Failure to Use Gait Belts and Follow Transfer Care Plans
Penalty
Summary
Surveyors identified a deficiency in which staff did not follow the facility’s mandatory gait belt transfer policy or residents’ care plans requiring gait belt use for physical assist transfers. One resident with Type 2 DM, CHF, severe cognitive impairment, and a care plan requiring a walker, gait belt, and one-person assist for transfers was observed being transferred from wheelchair to bed by a CNA who did not use a gait belt, instead pulling under the resident’s arm and by the waistband of his pants. Another resident with Parkinson’s disease, severe cognitive impairment, and a care plan requiring a gait belt and walker or sit-to-stand device with one-person assist for transfers was transferred to and from the toilet by a CNA without a gait belt or walker; the CNA used one hand to guide the resident’s hip and the other to pull the wheelchair into position behind the resident.
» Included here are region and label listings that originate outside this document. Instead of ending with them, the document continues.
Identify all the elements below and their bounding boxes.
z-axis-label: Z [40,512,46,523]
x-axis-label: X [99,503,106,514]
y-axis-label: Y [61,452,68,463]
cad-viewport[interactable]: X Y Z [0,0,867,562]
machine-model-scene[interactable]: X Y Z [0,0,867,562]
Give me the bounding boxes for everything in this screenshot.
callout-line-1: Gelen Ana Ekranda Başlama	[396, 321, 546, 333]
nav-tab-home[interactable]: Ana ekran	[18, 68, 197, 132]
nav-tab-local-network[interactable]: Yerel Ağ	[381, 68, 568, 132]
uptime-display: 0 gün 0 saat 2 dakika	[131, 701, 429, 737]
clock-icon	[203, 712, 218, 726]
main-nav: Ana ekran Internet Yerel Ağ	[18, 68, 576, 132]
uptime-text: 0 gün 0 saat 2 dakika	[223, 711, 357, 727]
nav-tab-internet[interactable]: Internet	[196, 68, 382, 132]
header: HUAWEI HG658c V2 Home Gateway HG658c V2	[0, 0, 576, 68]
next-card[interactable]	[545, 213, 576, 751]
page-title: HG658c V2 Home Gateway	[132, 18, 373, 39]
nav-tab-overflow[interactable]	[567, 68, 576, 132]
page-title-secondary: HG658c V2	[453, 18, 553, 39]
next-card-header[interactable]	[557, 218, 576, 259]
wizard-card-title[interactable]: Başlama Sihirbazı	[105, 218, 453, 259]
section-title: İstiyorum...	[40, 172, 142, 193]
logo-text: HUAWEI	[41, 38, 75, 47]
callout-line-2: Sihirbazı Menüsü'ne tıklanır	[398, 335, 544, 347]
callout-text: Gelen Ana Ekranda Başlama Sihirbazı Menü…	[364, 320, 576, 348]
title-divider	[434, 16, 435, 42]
A third resident with dementia, cerebral infarction, severe cognitive impairment, and a care plan requiring a gait belt, sit-to-stand device, and one-person assist for transfers was repeatedly transferred without a gait belt. The CNA lifted the resident under both axillae from bed to a high-back wheelchair, then into and out of the bathroom using the handrail and lifting under one axilla, again without a gait belt. During a subsequent transfer from wheelchair to bed, the CNA did not lock the wheelchair and did not apply a gait belt; as the resident grabbed the bed rail and the CNA lifted under the axilla, the wheelchair rolled away, leaving the resident sitting on the edge of the bed and nearly falling before the CNA was able, after several attempts, to get the resident’s legs and feet onto the bed. A fourth resident with Alzheimer’s disease, severe cognitive impairment, and a care plan requiring a gait belt and walker with one-person assist for transfers was transferred between wheelchair and toilet by a CNA who did not use a gait belt, instead pulling the resident up by her pants and under her arm and then holding onto the pants while pulling the wheelchair into position. Multiple CNAs later stated that gait belts are used for transferring residents, and the facility’s written policy states that use of a gait belt for all physical assist transfers is mandatory.